In a weekly credit outlook report published Monday, Moody’s analysts William Burn and Andriy Stepanyants said shorter loan amortization periods should immediately cool home sales by requiring increased monthly payments.
“The government’s moves may have come too late, owing to the build-up in consumer debt that has already occurred.” In addition, slowing growth in household disposable income will be a challenge for consumers trying to pay down their debts, they said.
The analysts note that previous mortgage rule changes beginning in 2008 had “some effect” in countering the stimulus provided by historically lower interest rates, yet they “failed to stop Canadian household leverage from increasing.”
“Canadian consumers’ reliance on low interest rates to support high debt loads remains a risk.”
– from ‘Mortgage changes ‘may be too late’: Moody’s’, Financial Post, 25 Jun 2012 [hat-tip pennysaver]

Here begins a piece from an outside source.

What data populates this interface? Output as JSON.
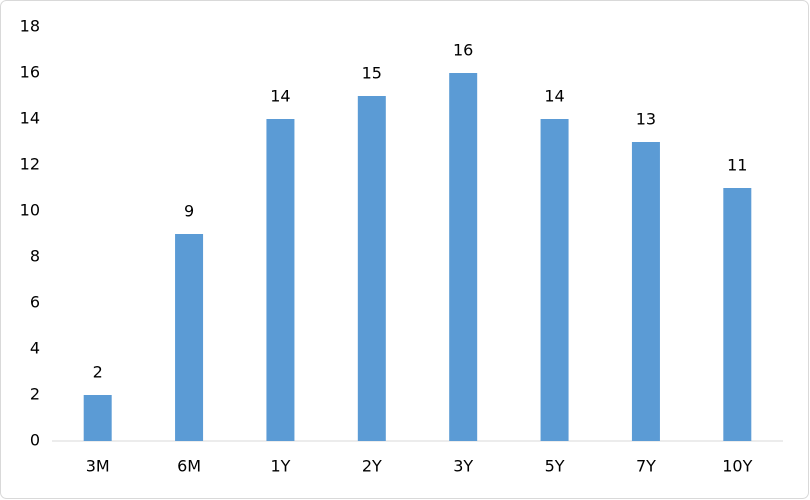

‘Is Canada Too Smug About Its Economic Future?’, Bloomberg, 25 Jun 2012
Excerpt: “..there’s increased grumbling these days that not all is well north of the border—and not just because low interest rates and high housing prices have helped push household debt to the point where Canadians now owe an average of $1.52 for every dollar they earn. Economic growth has slowed, with annualized GDP growth up 1.5 percent in the first quarter, when the Bank of Canada had expected a 2.5 percent increase. Some of that is no doubt due to misery in other parts of the world, which has dampened demand and rattled investors. But it’s not the only factor that’s bothering Glen Hodgson, chief economist at the Conference Board of Canada, a prominent Ottawa-based think tank. Hodgson put out a commentary on June 25 entitled “Don’t Be Too Smug, Canada” that points to other challenges he feels are not being adequately addressed.”